Verordening (EU) nr. 1303/2013 (verordening gemeenschappelijke bepalingen) als volgt te wijzigen:

aan artikel 30 betreffende de wijziging van programma’s wordt een nieuw (vijfde) lid toegevoegd met bepaalde wijzigingen waarvoor geen goedkeuringsbesluit van de Commissie vereist is; artikel 96, lid 10, wordt dienovereenkomstig gewijzigd;

aan artikel 37, lid 4, betreffende financieringsinstrumenten wordt toegevoegd dat financieringsinstrumenten ook steun kunnen verstrekken in de vorm van bedrijfskapitaal voor kleine en middelgrote ondernemingen waar zulks nodig is als tijdelijke maatregel om een volksgezondheidscrisis doeltreffend te beantwoorden;

aan artikel 65, lid 10, wordt een alinea toegevoegd om te verduidelijken dat de uitgaven voor maatregelen ter versterking van de crisisresponscapaciteiten subsidiabel zijn met ingang van 1 februari 2020;

aan artikel 139, lid 7, wordt een alinea toegevoegd om te voorzien in de niet-invordering van bedragen die normaliter in 2020 verschuldigd zijn voor de operationele programma’s van het cohesiebeleid van de periode 2014-2020 in het kader van de doelstelling “Investeren in groei en werkgelegenheid” en voor uit het EFMZV gefinancierde programma’s;

Verordening (EU) nr. 508/2014 (EFMZV-verordening) als volgt te wijzigen:

artikel 35 wordt gewijzigd zodat het EFMZV kan bijdragen tot onderlinge fondsen die financiële compensatie verlenen aan vissers voor economische verliezen ten gevolge van een volksgezondheidscrisis; en

artikel 57 wordt gewijzigd zodat het EFMZV ook de mogelijkheid heeft om het inkomen van de aquacultuurexploitanten te beschermen door bij te dragen aan een aquacultuurbestandsverzekering tegen economische verliezen die het gevolg zijn van een volksgezondheidscrisis.


3. EVALUATIE, RAADPLEGING VAN BELANGHEBBENDEN EN EFFECTBEOORDELING

Er zijn geen externe belanghebbenden geraadpleegd.

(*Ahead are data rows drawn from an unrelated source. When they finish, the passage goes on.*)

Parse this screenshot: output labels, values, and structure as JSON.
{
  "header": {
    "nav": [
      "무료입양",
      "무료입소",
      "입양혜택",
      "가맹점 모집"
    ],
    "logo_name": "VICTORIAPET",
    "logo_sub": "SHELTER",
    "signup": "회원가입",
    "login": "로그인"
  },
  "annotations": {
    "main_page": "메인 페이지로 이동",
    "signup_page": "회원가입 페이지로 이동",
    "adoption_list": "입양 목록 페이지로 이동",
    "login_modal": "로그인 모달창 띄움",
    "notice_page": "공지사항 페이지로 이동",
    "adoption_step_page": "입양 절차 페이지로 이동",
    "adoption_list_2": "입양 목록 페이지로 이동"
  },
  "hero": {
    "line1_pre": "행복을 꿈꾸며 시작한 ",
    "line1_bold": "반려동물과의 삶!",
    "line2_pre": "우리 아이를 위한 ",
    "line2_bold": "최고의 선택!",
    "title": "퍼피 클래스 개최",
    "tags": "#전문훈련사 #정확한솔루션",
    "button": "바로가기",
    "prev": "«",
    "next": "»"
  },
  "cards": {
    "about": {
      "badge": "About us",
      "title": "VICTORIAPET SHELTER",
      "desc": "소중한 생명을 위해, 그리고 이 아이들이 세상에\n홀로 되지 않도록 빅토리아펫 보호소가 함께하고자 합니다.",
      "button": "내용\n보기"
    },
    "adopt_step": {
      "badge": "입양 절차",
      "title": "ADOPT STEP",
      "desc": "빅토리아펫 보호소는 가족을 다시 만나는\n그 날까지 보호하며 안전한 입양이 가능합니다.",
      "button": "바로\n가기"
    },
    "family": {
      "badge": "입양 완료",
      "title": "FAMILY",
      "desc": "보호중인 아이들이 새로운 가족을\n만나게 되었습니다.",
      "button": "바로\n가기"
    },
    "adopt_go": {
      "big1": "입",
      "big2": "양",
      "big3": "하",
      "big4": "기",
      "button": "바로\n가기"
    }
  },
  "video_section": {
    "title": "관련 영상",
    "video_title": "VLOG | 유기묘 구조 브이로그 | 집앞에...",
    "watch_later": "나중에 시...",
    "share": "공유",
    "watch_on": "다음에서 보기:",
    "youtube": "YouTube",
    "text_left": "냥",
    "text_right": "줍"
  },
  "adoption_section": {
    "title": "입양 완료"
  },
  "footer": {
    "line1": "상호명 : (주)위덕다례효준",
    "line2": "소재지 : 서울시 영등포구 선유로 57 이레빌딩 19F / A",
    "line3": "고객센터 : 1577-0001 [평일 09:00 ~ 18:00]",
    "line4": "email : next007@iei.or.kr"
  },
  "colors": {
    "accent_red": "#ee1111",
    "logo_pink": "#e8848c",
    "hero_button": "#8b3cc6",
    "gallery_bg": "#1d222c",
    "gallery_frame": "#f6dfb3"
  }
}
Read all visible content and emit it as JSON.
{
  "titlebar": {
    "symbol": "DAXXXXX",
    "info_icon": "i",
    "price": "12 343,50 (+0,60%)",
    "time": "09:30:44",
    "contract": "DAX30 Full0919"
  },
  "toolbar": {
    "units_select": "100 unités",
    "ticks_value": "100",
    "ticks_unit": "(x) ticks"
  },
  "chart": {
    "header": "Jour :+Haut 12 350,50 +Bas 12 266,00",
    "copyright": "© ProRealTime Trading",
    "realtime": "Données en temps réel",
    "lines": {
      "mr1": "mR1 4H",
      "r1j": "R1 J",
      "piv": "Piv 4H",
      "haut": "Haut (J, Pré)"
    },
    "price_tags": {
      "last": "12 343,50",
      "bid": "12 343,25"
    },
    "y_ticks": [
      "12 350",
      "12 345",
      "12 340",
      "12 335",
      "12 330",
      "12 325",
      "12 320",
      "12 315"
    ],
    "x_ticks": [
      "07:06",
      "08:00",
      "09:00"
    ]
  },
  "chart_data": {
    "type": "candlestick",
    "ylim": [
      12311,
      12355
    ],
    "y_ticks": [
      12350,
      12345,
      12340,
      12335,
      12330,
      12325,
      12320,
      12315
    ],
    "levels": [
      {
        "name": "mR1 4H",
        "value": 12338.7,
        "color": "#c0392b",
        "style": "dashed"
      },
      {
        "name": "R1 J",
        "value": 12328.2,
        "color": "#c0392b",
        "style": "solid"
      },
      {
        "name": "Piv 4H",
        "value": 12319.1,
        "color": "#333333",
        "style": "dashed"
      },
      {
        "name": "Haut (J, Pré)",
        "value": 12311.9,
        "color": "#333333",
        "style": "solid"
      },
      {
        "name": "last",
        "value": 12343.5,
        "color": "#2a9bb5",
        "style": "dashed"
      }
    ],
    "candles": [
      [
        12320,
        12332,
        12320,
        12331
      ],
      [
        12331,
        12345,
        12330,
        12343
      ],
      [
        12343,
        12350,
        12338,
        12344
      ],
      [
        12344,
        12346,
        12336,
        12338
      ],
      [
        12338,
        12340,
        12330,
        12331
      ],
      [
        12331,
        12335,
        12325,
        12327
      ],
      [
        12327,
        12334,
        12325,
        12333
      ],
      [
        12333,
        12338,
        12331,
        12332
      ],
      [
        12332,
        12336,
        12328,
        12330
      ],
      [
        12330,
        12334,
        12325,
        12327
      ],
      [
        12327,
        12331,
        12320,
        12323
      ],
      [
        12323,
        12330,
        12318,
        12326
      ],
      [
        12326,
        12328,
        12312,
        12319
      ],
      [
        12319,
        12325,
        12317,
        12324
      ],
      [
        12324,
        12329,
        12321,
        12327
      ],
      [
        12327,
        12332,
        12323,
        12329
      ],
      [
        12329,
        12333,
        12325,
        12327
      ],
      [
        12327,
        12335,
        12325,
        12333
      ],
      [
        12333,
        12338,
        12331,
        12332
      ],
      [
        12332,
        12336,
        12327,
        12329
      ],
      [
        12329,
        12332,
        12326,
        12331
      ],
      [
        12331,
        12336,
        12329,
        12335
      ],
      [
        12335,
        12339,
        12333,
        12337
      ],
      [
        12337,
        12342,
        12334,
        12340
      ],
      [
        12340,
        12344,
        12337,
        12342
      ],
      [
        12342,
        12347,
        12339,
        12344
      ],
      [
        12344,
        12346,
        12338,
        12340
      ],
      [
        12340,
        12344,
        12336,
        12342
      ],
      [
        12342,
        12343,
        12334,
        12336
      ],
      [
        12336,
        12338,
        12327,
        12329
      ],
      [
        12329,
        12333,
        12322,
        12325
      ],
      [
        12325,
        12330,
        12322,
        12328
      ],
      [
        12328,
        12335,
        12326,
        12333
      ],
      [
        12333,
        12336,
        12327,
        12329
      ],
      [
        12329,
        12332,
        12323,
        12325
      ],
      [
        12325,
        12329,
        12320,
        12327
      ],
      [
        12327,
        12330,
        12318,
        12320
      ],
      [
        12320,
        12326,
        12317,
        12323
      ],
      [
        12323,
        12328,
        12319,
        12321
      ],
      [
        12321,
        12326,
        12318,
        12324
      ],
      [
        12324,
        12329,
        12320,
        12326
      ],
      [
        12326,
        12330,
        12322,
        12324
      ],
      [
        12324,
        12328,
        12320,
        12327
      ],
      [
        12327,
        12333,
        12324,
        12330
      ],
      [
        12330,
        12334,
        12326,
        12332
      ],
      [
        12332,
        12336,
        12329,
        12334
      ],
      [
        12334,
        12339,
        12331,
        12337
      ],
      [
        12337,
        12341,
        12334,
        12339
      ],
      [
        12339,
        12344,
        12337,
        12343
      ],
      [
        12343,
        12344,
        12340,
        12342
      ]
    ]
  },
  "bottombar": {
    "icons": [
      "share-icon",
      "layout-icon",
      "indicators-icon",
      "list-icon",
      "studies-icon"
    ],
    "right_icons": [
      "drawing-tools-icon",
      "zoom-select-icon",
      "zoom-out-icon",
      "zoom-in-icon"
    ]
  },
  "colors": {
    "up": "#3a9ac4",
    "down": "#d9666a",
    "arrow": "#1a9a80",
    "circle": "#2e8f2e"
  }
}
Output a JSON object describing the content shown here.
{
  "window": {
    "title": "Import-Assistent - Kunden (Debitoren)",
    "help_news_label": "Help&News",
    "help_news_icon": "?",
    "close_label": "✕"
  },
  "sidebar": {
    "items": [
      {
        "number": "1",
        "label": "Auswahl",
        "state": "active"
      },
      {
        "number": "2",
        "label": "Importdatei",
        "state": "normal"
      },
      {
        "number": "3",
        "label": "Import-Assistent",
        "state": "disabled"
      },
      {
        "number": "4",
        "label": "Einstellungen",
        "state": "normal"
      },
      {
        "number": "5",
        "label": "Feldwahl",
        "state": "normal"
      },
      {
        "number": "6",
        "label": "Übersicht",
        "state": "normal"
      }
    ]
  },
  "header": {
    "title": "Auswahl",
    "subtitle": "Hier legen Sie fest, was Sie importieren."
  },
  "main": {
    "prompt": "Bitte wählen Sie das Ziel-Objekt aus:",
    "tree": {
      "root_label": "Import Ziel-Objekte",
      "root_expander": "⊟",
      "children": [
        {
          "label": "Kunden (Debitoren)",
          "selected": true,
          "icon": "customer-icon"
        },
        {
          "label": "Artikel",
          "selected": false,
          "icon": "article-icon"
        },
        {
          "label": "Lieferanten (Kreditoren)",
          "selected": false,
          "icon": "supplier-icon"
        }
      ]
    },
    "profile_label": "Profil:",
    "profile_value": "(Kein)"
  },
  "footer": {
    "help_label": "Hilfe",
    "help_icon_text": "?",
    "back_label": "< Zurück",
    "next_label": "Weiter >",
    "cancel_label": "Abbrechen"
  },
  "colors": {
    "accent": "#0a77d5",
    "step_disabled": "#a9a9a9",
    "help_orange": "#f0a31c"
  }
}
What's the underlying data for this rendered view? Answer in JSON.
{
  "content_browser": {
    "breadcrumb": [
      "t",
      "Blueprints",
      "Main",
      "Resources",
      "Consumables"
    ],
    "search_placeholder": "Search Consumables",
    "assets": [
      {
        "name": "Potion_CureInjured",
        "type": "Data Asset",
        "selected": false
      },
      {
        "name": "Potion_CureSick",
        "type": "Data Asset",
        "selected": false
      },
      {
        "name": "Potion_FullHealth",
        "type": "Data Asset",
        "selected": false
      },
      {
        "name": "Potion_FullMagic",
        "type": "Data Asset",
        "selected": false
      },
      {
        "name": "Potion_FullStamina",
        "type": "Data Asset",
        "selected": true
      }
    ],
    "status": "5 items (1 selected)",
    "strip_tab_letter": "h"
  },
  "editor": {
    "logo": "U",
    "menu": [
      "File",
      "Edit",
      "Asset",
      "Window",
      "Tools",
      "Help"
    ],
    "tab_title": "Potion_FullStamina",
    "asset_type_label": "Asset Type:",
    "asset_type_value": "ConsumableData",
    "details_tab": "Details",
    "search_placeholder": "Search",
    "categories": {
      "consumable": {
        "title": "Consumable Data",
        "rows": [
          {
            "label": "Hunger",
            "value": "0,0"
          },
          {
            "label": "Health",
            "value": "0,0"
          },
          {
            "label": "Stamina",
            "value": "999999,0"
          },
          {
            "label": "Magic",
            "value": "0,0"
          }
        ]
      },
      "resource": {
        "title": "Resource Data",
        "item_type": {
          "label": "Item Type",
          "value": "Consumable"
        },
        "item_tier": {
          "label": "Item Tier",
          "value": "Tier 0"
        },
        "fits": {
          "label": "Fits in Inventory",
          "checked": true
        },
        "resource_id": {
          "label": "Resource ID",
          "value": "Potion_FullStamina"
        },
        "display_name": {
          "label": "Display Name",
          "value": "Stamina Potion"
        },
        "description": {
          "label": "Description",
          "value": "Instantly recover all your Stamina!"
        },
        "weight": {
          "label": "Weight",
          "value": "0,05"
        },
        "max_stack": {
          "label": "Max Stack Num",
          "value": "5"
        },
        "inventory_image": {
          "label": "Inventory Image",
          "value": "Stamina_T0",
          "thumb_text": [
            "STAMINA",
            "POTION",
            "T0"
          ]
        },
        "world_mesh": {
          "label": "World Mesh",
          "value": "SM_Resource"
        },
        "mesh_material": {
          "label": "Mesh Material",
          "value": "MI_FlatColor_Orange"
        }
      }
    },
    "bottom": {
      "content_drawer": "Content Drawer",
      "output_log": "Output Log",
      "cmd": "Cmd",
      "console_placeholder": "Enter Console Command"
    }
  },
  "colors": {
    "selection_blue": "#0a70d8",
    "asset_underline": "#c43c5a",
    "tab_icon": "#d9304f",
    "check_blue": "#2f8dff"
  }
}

4. GEVOLGEN VOOR DE BEGROTING

De voorgestelde wijziging verandert niets aan de jaarlijkse maxima van het meerjarig financieel kader voor vastleggingen en betalingen als bedoeld in bijlage I bij Verordening (EU) nr. 1311/2013. De jaarlijkse verdeling van de vastleggingskredieten voor het Europees Fonds voor regionale ontwikkeling, het Europees Sociaal Fonds en het Cohesiefonds blijft ongewijzigd.

Het voorstel zal een versnelde uitvoering van het programma mogelijk maken, waardoor de betalingskredieten vervroegd zullen worden toegewezen.

De Commissie zal het effect van de voorgestelde wijziging op de betalingskredieten in 2020 nauwlettend volgen, rekening houdend met zowel de uitvoering van de begroting als de herziene prognoses van de lidstaten.

De in 2020 niet teruggevorderde bedragen zullen worden verrekend bij de afsluiting van de programma’s.